Opus 226

1998setiapsaat
2 min readOct 6, 2023

Merawat 1 tahun belakangan dengan imajinasi afkir, kedalaman gen yang mempompa adrenalin melampaui tebing-tebing gunung raung itu. Tidak seperti dulu, aku kini tak lagi mengutip Umberto Eco atau Pangkur Sekar Gati. Imajinasi soal kecemasan lekat menggilas persis seperti yang aku lihat di mata orang-orang itu.

Orang-orang bertumbuh dan tidak berkabar. Mereka menyingsing suatu dunia hari esok yang dibayangkan. Aku mebayangkan juga, hari itu, dan hari ini, saat Chorus “GAS” mendesing dan tubuhku digilir crowd surf di antara orang-orang di kerumunan konser itu. Seperti langit dan bayang-bayang malam yang aku lihat hari itu saat tebak yakinku hari ini tiba juga serta akhirnya napas panjang juga direbahkan.

Di luar pagar sudah pukul 2 dini hari, tubuhku tertinggal di 6 oktober 2022. Itu yang ditanyakan Afrizal Malna : “Apakah waktu berjalan ke depan atau belakang?” Sementara orang-orang kian ugal-ugalan, merobek jalan panjang pertapaan orang tuanya. Berkelindan dan berputar-putar membentuk kerumunan depresi yang saling menyakiti.
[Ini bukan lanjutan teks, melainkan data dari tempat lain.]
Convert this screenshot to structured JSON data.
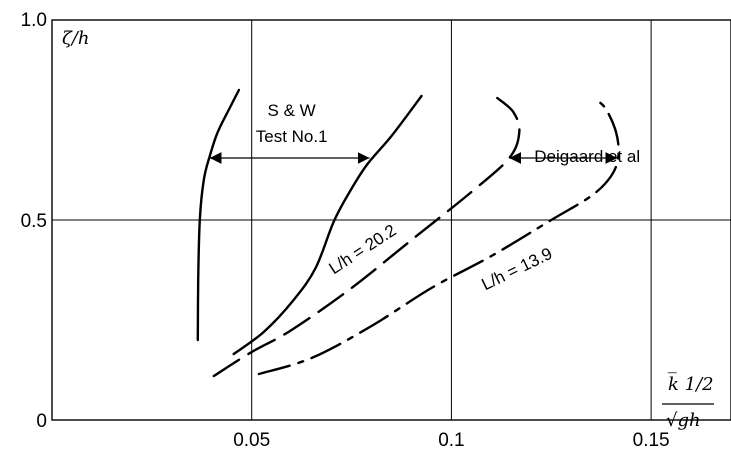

Ia persis seperti Reff Sandikala yang aku ulang-ulang untuk memastikan bau sebuah lagu itu membentuk rasi bintang yang sengaja dilupakan, dihapuskan dari memoar yang mereka tulis sejak hari pertama.

Dari bis antar propinsi, aku mengingat suara mesin yang membangunkan ratusan ingatan perjalanan mengunjungi hutan-hutan. Belantara yang benar-benar murung menjelang maghrib. Di situ tidak ada setan.
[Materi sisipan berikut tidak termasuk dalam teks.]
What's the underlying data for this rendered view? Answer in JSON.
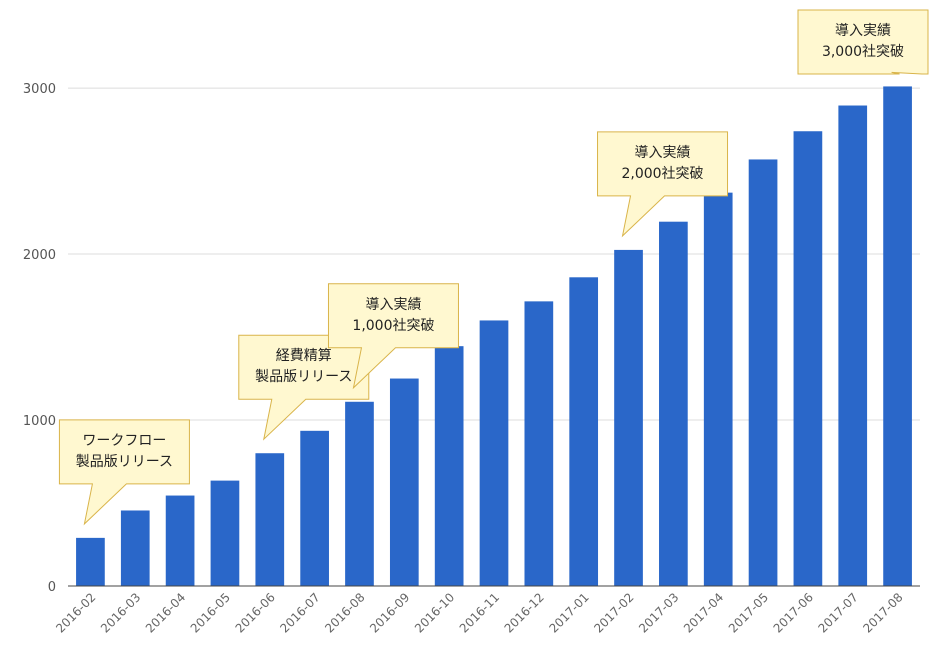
{
  "chart_data": {
    "type": "bar",
    "categories": [
      "2016-02",
      "2016-03",
      "2016-04",
      "2016-05",
      "2016-06",
      "2016-07",
      "2016-08",
      "2016-09",
      "2016-10",
      "2016-11",
      "2016-12",
      "2017-01",
      "2017-02",
      "2017-03",
      "2017-04",
      "2017-05",
      "2017-06",
      "2017-07",
      "2017-08"
    ],
    "values": [
      290,
      455,
      545,
      635,
      800,
      935,
      1110,
      1250,
      1445,
      1600,
      1715,
      1860,
      2025,
      2195,
      2370,
      2570,
      2740,
      2895,
      3010
    ],
    "y_ticks": [
      0,
      1000,
      2000,
      3000
    ],
    "ylim": [
      0,
      3350
    ],
    "grid": true,
    "bar_color": "#2a67c9",
    "annotations": [
      {
        "category": "2016-02",
        "lines": [
          "ワークフロー",
          "製品版リリース"
        ]
      },
      {
        "category": "2016-06",
        "lines": [
          "経費精算",
          "製品版リリース"
        ]
      },
      {
        "category": "2016-08",
        "lines": [
          "導入実績",
          "1,000社突破"
        ]
      },
      {
        "category": "2017-02",
        "lines": [
          "導入実績",
          "2,000社突破"
        ]
      },
      {
        "category": "2017-08",
        "lines": [
          "導入実績",
          "3,000社突破"
        ]
      }
    ]
  }
}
Berhenti di pom bensin, aku melihat air mata yang sama di antara dua khutbah jumat. Memberitahu Yasmin, ini hari yang berat. Tapi tidak ada yang perlu diselamatkan lagi selagi masih banyak buku yang bisa di diulas lagi, masih banyak Gunung yang belum didaki, masih banyak Laut Timur Indonesia yang belum diselami.
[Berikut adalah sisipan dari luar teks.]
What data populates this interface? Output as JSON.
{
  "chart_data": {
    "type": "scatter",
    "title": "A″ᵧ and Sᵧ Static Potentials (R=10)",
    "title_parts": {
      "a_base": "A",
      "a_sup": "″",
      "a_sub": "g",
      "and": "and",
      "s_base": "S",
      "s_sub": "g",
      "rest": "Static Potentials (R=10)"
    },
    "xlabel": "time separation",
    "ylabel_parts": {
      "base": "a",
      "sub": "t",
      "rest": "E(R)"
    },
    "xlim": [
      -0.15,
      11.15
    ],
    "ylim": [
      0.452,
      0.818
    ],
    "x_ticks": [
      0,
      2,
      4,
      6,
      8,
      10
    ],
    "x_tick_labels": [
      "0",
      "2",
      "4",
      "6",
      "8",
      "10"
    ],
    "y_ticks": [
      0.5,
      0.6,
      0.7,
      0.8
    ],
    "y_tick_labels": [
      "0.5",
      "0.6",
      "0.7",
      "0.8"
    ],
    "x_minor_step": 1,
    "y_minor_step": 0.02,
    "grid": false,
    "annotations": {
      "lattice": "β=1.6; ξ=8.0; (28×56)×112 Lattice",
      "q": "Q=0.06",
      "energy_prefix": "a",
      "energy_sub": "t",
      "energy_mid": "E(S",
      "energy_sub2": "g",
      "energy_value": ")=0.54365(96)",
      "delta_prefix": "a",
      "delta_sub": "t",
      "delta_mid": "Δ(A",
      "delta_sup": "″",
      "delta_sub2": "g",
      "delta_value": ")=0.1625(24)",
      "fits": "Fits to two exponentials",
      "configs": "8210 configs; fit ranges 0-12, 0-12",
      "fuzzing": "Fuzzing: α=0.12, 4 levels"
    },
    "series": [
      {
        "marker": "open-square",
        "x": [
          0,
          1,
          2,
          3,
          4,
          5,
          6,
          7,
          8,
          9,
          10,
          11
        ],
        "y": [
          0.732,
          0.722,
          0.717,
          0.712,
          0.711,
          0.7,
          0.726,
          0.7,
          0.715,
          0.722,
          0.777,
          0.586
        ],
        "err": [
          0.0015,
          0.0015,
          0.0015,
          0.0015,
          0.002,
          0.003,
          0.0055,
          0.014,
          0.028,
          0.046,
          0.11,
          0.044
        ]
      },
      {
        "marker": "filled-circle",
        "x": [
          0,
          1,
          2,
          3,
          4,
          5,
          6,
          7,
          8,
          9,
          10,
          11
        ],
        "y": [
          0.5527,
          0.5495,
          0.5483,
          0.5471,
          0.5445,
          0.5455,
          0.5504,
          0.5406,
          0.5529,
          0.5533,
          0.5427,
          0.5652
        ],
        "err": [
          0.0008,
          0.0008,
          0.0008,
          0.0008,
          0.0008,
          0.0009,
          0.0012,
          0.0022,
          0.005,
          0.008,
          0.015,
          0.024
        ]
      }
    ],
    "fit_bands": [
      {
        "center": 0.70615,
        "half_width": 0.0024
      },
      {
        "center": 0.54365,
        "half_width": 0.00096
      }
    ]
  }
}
Dari Bhagavad satu-satunya nasihat yang melakat diingatanku : “jauhi Barakuda dekati barikade” Sinar cahaya dan bredelan redaksi. Adrenalin hari itu di Gejayan.

Membuat batu pancang hari ini dari hari itu serta museumnya, di jantungku menggambar tanda tanya besar untuk kelindan nasib dan pusaran takdir. Seperti apakah jalan lurus? cerita-cerita jenaka dari Srengat yang kubawa tidur membentuk selimut baru ditengah kelindan dan pusaran keduanya.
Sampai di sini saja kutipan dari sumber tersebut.